THE end of 2018 has come with a bang for Tullamore graziers, Hailee Fidock and her husband Ewan.
In two storms last night they copped 90 millimeters of rain and have lost at least 20 kilometres of boundary and internal fencing.
Mrs Fidock said they got 29mm in the first storm that hit about 6pm, then the rest in a deluge that fell from 11pm to 12am, dumping an extra 60mm.
However, it was on the neighbours’ farms where up to 140mm in total was recorded that really caused the damage.
“Just on assessing what we can get to so far, we’ve lost 20km of fencing, and our neighbours are similar,” Mrs Fidock said.
“We try not to have fences in water courses, but when you get a big downpour like this, it’s hard to avoid.
“And this afternoon we’ve got dust in the air, so it’s a bit of a contrast – strange weather.”
She said the forecast for her area was a possibility of more showers or storms and the weather was still overcast and windy.

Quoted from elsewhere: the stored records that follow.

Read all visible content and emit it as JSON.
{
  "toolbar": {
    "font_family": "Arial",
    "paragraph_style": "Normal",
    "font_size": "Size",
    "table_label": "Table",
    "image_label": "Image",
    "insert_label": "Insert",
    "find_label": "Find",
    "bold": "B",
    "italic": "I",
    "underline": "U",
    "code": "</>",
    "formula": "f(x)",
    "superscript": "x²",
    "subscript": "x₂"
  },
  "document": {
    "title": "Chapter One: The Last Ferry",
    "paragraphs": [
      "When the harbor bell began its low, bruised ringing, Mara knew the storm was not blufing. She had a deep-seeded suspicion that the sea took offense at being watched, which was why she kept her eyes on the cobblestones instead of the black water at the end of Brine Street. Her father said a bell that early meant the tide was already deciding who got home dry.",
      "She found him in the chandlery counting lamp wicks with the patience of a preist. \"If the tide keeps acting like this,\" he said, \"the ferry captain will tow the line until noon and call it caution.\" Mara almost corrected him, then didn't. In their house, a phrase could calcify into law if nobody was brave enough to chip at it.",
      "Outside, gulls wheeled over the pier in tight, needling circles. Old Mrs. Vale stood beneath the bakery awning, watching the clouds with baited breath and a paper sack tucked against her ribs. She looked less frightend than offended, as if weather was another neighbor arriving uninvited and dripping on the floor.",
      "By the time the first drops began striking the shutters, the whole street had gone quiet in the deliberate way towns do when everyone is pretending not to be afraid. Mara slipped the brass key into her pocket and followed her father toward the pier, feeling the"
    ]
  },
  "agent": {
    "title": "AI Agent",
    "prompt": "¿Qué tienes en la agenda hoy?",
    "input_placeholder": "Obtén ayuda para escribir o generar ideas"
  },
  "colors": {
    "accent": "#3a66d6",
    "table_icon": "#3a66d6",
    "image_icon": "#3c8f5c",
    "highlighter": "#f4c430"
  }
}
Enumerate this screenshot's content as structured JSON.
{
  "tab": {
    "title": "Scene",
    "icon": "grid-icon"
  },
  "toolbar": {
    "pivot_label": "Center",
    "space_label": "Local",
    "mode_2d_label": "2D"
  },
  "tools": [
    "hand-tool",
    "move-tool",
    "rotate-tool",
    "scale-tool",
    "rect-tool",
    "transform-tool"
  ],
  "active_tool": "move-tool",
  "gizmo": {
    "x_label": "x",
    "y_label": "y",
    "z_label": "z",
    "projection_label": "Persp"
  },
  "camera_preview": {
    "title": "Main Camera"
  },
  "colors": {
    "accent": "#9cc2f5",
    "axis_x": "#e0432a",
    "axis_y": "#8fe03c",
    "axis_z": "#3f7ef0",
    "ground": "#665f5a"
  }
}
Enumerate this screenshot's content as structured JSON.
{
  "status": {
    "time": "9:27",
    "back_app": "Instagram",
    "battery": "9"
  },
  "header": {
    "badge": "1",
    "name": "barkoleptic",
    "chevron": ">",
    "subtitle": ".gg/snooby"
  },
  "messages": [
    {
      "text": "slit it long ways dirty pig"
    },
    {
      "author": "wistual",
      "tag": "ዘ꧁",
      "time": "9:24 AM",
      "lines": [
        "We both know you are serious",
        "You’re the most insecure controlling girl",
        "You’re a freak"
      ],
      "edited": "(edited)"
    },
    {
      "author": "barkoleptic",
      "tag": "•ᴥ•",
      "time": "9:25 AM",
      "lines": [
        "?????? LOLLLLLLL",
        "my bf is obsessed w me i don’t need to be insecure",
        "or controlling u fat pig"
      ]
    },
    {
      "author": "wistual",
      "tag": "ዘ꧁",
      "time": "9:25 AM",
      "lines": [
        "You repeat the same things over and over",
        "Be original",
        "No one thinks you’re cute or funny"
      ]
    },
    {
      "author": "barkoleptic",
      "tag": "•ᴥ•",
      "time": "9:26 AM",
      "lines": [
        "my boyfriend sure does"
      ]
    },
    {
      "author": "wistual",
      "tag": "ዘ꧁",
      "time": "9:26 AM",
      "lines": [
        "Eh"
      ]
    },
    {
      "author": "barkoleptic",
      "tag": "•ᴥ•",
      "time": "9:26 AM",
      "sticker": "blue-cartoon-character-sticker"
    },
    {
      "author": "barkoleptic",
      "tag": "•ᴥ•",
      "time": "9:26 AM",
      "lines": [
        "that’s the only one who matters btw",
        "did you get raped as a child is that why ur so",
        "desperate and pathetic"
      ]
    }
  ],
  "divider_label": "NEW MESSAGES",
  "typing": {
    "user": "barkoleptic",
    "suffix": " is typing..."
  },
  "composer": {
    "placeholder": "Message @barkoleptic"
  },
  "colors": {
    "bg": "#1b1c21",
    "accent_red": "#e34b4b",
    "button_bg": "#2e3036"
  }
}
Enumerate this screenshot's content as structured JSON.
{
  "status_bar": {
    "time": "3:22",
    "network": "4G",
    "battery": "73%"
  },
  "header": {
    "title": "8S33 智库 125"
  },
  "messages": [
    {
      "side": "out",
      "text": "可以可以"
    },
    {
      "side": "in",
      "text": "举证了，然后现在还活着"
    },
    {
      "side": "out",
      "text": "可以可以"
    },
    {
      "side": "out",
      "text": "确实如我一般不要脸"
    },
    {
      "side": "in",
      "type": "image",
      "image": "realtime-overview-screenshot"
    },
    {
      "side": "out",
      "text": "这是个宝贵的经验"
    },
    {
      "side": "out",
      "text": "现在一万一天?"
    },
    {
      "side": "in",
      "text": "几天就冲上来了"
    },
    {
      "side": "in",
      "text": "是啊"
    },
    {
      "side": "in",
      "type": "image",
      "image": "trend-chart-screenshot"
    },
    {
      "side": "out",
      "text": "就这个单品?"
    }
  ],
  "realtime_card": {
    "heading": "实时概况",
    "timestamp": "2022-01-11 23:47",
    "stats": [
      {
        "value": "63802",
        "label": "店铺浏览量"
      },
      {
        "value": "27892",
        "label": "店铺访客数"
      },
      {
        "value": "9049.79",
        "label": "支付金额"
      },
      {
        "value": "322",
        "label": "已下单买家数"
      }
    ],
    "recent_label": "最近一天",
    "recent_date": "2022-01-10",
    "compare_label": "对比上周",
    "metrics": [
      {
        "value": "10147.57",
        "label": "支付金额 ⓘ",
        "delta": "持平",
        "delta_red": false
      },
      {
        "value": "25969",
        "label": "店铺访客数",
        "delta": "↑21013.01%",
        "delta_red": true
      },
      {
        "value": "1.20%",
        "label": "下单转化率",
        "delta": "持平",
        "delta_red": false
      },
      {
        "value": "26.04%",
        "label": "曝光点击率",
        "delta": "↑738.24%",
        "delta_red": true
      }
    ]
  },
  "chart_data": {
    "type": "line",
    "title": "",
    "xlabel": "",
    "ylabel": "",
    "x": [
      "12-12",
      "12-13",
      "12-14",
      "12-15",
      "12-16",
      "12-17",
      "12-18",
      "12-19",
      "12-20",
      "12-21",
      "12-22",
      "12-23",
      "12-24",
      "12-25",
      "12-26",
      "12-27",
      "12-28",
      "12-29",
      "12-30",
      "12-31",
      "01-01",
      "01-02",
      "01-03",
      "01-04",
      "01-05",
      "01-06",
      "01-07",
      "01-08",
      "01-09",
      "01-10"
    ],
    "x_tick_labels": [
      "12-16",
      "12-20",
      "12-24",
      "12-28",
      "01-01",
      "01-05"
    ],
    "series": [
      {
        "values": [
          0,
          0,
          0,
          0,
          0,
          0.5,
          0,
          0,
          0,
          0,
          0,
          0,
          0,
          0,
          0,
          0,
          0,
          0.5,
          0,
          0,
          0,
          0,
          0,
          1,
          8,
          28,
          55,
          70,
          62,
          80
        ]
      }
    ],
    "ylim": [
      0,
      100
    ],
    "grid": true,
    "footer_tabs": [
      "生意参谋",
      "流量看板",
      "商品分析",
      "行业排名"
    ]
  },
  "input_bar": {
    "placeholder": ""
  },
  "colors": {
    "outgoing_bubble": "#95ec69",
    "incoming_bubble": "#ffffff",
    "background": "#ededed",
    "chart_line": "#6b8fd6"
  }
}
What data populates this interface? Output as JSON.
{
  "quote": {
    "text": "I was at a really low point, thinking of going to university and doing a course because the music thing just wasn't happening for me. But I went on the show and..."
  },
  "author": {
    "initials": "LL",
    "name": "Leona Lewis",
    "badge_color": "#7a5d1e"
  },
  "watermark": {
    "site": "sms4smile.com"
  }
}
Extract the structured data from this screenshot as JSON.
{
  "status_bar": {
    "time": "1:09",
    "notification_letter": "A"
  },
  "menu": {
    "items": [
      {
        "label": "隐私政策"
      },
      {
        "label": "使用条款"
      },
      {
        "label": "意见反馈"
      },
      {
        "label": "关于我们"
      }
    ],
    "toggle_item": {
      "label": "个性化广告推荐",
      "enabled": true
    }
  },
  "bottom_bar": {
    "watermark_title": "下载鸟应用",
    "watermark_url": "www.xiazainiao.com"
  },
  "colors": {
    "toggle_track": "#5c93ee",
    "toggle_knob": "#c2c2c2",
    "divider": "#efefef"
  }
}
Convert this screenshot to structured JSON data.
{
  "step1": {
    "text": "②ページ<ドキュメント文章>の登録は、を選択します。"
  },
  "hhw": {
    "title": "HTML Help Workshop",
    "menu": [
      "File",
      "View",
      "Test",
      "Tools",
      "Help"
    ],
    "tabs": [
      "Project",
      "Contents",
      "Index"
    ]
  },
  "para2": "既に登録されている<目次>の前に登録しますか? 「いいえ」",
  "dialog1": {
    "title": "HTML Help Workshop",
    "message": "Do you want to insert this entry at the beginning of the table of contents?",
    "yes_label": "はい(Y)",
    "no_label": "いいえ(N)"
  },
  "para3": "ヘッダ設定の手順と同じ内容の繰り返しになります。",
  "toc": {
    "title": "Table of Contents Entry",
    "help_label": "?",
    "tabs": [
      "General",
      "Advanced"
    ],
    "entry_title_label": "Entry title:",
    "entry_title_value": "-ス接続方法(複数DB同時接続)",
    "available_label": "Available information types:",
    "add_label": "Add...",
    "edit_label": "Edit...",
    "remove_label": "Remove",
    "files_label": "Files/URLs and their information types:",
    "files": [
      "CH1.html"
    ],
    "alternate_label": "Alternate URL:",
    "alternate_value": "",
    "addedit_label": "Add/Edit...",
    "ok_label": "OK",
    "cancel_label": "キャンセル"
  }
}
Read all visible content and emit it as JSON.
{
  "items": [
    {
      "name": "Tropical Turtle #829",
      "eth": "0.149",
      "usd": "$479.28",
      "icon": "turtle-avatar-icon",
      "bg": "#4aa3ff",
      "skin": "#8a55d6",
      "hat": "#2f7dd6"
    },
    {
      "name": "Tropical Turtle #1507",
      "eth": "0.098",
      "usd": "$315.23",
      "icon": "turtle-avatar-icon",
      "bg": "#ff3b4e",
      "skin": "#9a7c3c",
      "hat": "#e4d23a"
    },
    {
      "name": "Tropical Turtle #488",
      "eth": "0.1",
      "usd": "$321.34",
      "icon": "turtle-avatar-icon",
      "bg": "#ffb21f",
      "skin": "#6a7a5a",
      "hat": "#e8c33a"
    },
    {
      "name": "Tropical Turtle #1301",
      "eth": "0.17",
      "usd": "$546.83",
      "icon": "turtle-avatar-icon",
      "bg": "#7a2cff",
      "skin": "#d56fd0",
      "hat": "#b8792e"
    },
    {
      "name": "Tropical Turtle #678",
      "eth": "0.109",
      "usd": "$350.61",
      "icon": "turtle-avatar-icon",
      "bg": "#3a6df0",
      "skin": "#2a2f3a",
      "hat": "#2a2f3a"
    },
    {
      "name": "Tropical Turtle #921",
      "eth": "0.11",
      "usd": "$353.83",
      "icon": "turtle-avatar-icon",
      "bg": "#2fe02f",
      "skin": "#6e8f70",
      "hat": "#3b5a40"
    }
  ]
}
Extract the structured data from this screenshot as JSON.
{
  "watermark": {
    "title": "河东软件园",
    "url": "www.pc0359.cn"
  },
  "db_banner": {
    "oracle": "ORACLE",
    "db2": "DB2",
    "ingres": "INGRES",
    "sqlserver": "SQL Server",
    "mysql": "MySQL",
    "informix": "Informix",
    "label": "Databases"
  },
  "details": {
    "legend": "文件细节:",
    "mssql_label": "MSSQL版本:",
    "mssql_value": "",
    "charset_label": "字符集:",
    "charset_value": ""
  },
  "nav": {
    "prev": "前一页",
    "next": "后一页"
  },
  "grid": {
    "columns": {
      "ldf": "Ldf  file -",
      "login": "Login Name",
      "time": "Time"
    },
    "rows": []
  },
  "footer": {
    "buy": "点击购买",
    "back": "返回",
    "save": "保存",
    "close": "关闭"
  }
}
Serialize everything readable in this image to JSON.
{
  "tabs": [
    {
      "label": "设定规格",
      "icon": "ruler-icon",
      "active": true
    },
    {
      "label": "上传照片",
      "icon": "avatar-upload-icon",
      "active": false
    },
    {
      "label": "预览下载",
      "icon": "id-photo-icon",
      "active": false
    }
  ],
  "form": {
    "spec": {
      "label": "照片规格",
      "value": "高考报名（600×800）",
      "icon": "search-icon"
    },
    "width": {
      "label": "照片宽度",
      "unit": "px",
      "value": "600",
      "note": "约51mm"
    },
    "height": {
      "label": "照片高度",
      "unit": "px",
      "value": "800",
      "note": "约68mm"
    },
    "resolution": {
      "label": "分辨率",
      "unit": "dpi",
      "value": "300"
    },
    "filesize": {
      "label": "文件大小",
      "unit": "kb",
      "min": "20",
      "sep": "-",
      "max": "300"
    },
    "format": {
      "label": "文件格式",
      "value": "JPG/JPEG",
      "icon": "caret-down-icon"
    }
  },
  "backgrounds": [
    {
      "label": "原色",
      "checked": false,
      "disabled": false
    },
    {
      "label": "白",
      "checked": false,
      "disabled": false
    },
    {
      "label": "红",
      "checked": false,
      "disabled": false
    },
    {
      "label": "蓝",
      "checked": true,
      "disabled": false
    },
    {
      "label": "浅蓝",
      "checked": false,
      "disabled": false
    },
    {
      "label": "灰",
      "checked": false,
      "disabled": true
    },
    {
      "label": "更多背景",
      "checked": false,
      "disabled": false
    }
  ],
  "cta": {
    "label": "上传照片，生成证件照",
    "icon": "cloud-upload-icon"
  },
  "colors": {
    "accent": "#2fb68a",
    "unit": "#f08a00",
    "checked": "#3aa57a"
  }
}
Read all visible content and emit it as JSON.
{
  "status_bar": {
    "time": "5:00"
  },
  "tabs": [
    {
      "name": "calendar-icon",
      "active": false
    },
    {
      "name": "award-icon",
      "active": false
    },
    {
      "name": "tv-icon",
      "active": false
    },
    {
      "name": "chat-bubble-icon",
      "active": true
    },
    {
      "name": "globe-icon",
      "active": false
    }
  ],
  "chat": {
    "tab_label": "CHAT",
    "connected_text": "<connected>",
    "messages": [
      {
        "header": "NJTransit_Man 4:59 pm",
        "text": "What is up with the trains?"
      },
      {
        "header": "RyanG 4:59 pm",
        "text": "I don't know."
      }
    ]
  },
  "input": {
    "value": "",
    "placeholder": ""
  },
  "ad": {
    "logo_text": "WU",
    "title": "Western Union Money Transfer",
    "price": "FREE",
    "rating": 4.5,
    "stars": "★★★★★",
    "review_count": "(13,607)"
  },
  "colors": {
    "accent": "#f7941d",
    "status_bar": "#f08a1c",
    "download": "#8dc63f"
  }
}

“We’re hoping that it’s not torrential like that, but I think the damage is already done,” she said.
The couple run a 4856 hectare operation across three farms with her husband’s parents, Don and Sandra.
The business, Fidock Partnership, runs mainly Merinos and Dorpers, with a small area of cropping.
Hailee said the damage was across all three farms, Wilga Plains, Lesdel and Braaghy.
“We’re finishing 2018 with a bang,” she said.
Further north around Coonamble, farmers are bitterly disappointed with the forecasts of up to 50mm, this afternoon having received just 5mm of rain and severely damaging winds.
James Nalder, who runs Cudgewa, said “it’s just another fizzer”. Except he now also has a big mess to clean up after the wind snapped off trees and the dust storm that arrived with the storm has filled houses in the area with dust.
“It’s just a real dead zone out round Coonamble/Walgett – it just seems to build either side of us,” he said.
When the dust storm hit, he said “it was like a blackout – when it came through you couldn’t see more than a few metres in front of you. It was like a switch was flicked.”
He had heard reports that the wind in Coonamble itself had reached 110km/hr.
Mr Nalder had also recently sent his remaining cattle away on agistment.
“I’m glad we weren’t relying on this rain to feed things.”